Töre'nin Rengi - Selma Sayar

Paylaş


TÖRE’NİN RENGİ
Başını göğe kaldırdı. Asırlık çınar ağaçlarının dalları, gökyüzünün mavisini yaprağın yeşiline boyamıştı. Sanki bir ressamın fırça darbelerinden yapılmış, yeşilin her tonunu içeren bir tül perde, gökyüzü ile gözleri arasında, hafif hışırtılar çıkararak titriyordu. Ve hatta gökyüzü, yelkenli bir gemi gibi sallanıyordu. İçindeki huzursuzluğa inat, bu görkemli görüntü, içine bir tutam huzur üflüyordu. Ama hem çok rahatsız hem de gereğinden fazla huzursuzdu. Daha dün, cuma namazından önce, Lafçı Osman, “İmam, imam! Kızını dövmezsen, yakında torun seversin ha! Uyarmadı deme,” diyerek, ne söylemek istemişti? Gerçi söyleyen Lafçı Osman olunca, sözün kıymet-i harbiyesi pek yoktu. Ama yine de sözleri aklında asılı duruyordu! “Acaba” dedirten kuşkuları, dünden bu yana aklını kemirmeye devam ediyordu.

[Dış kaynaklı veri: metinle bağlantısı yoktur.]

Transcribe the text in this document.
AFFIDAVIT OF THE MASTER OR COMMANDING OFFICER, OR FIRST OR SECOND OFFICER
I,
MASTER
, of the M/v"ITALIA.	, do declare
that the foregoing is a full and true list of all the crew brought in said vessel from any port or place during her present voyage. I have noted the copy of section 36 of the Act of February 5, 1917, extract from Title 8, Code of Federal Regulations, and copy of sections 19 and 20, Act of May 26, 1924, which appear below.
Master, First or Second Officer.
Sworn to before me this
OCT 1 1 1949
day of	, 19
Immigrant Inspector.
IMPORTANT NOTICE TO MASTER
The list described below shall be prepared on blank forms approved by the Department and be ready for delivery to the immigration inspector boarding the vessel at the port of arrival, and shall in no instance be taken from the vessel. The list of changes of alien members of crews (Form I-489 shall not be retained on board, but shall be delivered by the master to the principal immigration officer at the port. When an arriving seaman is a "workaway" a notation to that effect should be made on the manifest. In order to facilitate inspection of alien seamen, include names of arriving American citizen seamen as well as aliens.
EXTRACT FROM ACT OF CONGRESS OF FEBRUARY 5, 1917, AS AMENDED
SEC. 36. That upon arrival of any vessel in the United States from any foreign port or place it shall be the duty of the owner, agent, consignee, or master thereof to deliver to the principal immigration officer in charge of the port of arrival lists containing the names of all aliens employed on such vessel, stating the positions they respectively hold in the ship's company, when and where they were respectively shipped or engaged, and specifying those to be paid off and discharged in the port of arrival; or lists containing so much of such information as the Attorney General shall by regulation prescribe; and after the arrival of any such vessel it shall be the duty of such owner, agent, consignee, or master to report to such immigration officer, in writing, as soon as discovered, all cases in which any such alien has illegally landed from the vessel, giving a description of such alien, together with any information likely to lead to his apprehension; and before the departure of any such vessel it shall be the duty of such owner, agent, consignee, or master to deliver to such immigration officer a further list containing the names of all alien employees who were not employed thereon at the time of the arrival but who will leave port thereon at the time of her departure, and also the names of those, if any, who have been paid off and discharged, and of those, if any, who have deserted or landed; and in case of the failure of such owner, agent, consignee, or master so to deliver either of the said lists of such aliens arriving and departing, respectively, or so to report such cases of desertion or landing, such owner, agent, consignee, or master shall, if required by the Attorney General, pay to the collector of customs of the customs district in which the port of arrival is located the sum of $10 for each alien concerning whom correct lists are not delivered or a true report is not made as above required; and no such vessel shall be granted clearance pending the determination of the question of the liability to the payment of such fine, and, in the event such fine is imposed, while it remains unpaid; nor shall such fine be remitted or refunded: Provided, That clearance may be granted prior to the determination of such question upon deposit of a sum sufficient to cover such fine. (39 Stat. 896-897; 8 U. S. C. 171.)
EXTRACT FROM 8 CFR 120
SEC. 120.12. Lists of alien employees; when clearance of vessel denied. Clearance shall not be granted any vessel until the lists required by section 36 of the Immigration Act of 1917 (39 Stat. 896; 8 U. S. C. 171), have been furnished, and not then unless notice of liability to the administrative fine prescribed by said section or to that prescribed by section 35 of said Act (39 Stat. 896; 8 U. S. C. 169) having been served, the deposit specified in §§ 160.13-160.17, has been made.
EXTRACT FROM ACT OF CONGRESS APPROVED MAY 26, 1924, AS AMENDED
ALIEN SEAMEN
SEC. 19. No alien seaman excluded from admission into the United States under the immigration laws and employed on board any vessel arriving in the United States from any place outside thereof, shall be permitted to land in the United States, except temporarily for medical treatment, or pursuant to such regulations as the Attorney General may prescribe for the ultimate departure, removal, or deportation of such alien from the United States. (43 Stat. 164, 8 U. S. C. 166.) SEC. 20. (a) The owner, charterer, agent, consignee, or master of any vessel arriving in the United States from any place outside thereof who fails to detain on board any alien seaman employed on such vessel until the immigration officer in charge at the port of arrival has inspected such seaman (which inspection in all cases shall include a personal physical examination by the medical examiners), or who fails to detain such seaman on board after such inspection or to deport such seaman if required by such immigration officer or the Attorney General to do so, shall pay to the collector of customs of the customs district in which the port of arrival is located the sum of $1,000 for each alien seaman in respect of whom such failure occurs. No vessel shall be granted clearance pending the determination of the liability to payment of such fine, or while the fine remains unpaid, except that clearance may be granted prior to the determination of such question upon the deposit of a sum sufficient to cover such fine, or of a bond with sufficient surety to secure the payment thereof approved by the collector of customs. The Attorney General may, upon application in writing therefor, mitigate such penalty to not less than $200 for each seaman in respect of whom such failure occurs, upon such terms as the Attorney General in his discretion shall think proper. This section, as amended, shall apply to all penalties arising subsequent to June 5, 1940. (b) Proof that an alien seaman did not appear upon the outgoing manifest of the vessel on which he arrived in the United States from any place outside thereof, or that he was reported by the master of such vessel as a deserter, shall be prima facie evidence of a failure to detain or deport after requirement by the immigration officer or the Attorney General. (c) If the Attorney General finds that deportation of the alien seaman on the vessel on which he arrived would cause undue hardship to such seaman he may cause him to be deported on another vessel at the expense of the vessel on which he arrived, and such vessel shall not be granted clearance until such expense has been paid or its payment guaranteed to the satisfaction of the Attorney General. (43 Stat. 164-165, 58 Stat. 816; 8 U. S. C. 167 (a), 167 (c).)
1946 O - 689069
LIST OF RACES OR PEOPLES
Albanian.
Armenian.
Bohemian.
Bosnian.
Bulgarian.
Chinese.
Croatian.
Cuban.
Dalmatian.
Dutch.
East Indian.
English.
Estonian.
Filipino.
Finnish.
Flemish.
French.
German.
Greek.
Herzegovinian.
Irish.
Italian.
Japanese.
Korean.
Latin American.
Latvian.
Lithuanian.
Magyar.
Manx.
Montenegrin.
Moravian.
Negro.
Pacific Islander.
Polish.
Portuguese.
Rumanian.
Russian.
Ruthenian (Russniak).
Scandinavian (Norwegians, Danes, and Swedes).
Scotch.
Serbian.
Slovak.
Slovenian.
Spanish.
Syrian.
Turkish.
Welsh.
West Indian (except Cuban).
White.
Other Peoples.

Annesiyle kızının, fısır fısır konuşurken duyduğu Özgür ismiyle bir ilgisi olabilir miydi? Köy meydanından geçerlerken, birbirlerine nasıl baktıkları kulağına çalınmıştı. Olamazdı bu!  Aynı dünyanın insanı değillerdi. Evet, doğup büyüdükleri yer burasıydı, ama başkaca çözümsüz durumlar da vardı.  Sıkıntısı giderek arttı. “Üstünde durmasam birazdan geçer” dedi kendi kendine.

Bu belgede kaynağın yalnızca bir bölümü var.